Quando o professor de Educação Física observa que um aluno apresenta febre, tosse seca, congestão nasal, coriza e olhos lacrimejantes, a possibilidade desse aluno estar gripado é muito grande. Pensando na saúde do aluno e na dos demais, é recomendado
- A)evitar o contato direto com os colegas, incentivar o aluno a tomar bastante líquido e a não realizar atividades físicas até se recuperar ou ser liberado por um médico.
Correta, pois orienta evitar contágio, hidratar o aluno e suspender atividades físicas até a recuperação ou liberação médica.
- B)incentivar o aluno a tomar bastante líquido e a não realizar atividades físicas até se recuperar, sem necessidade de evitar o contato direto com os colegas.
Errada, porque manter contato com os colegas aumenta o risco de transmissão da doença.
- C)estimular o aluno a realizar atividades físicas intensas e vigorosas, pois elas ajudam o pulmão a expectorar.
Errada, pois atividade intensa com sintomas gripais pode agravar o quadro e não é conduta segura.
- D)estimular o aluno a realizar atividades físicas intensas e vigorosas seguidas por um banho bem quente.
Errada, porque esforço vigoroso e banho quente não tratam a situação e ainda podem piorar o estado do aluno.
- E)orientar que o aluno volte para casa, tome um banho bem quente, deite-se e se agasalhe com cobertores.

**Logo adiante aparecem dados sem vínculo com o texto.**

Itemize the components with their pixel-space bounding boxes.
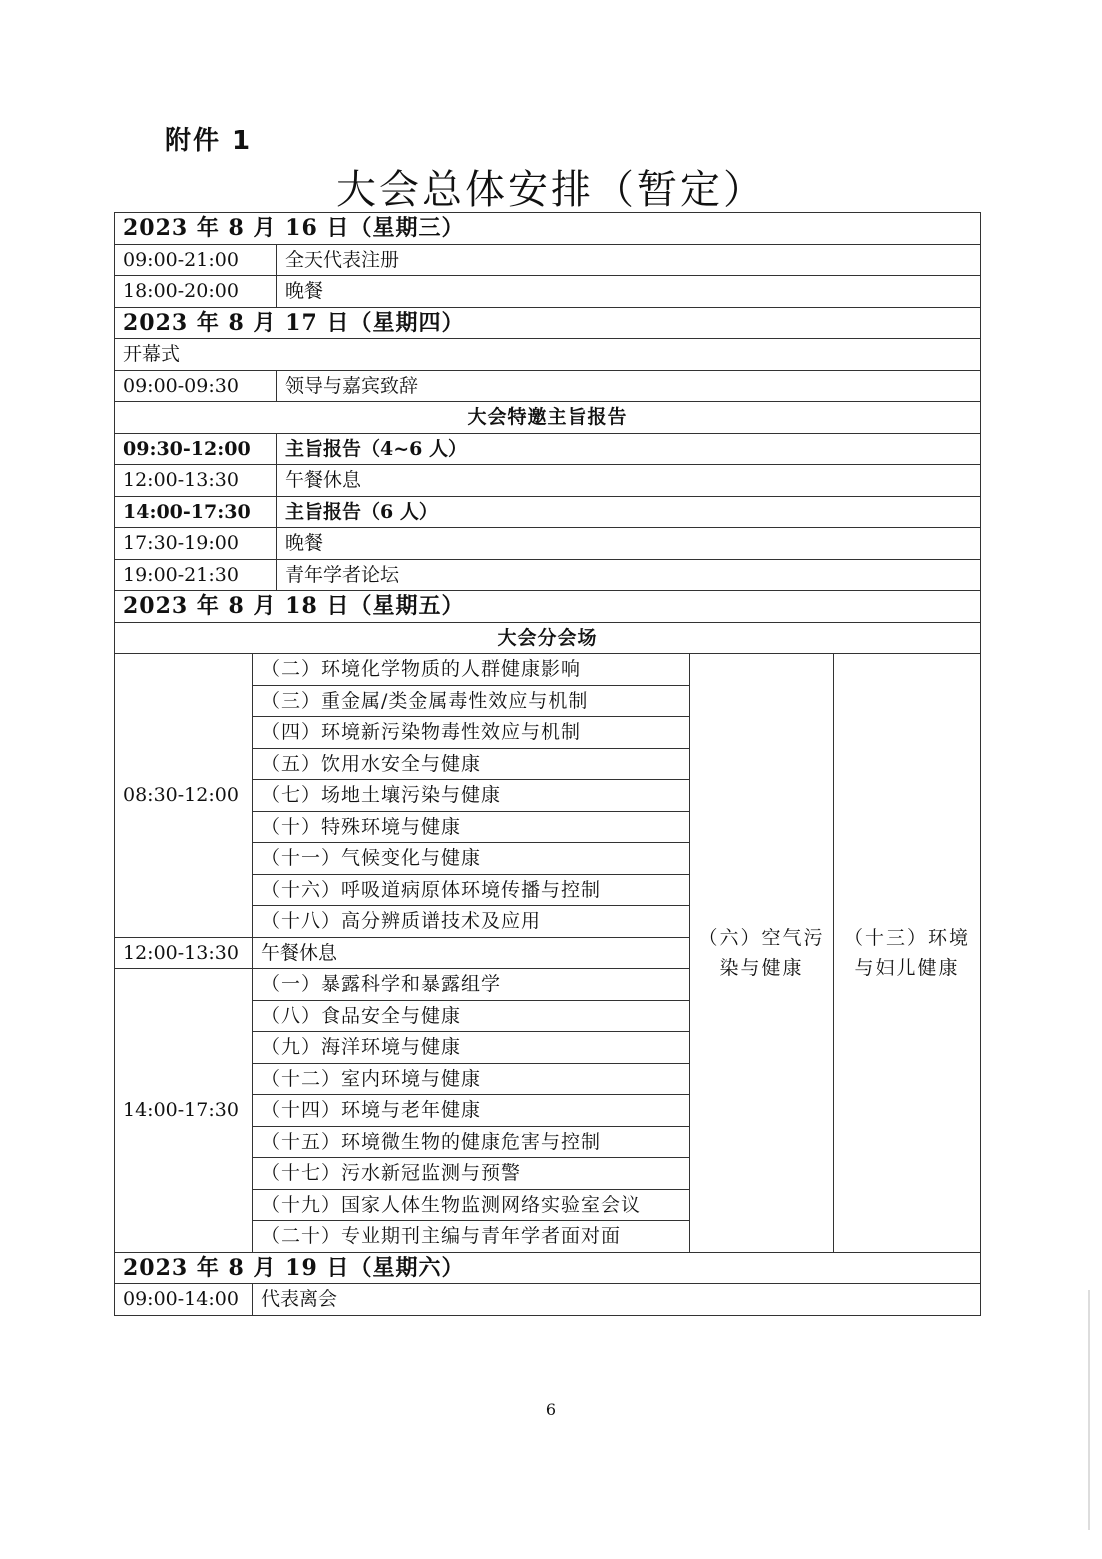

Errada, pois mandar apenas voltar para casa e se agasalhar não substitui a orientação adequada de evitar esforço e contato, além de não ser a conduta mais segura e completa.
Gabarito: A
Quando o aluno apresenta febre, tosse seca, congestão nasal, coriza e olhos lacrimejantes, o quadro sugere uma infecção respiratória, como gripe ou um estado viral semelhante. Nessa situação, a lógica da Educação Física é simples: proteger o aluno e proteger a turma. Fazer esforço físico com sintomas gripais pode piorar o mal-estar, aumentar o risco de complicações e ainda favorecer a transmissão da doença para os colegas. Por isso, a conduta mais adequada é evitar contato direto com os demais, estimular a hidratação e suspender as atividades físicas até a melhora ou liberação médica. Em ambiente escolar, isso conversa com o cuidado básico de saúde e prevenção, alinhado ao dever da escola de zelar pelo bem-estar dos alunos e às orientações gerais de vigilância em saúde. Não é hora de "testar o fôlego" do aluno: o corpo já está pedindo pausa. A alternativa A está correta porque reúne exatamente essas medidas prudentes: afastamento do contato, ingestão de líquidos e suspensão do exercício. Já as demais opções minimizam o risco, ignoram a possibilidade de contágio ou sugerem condutas inadequadas para quem está doente. Em prova, a banca costuma cobrar a ideia central de prevenção: quando há sinais de doença infecciosa, o professor deve agir com cautela e não estimular esforço físico. O raciocínio aqui é menos "treino" e mais "segurança".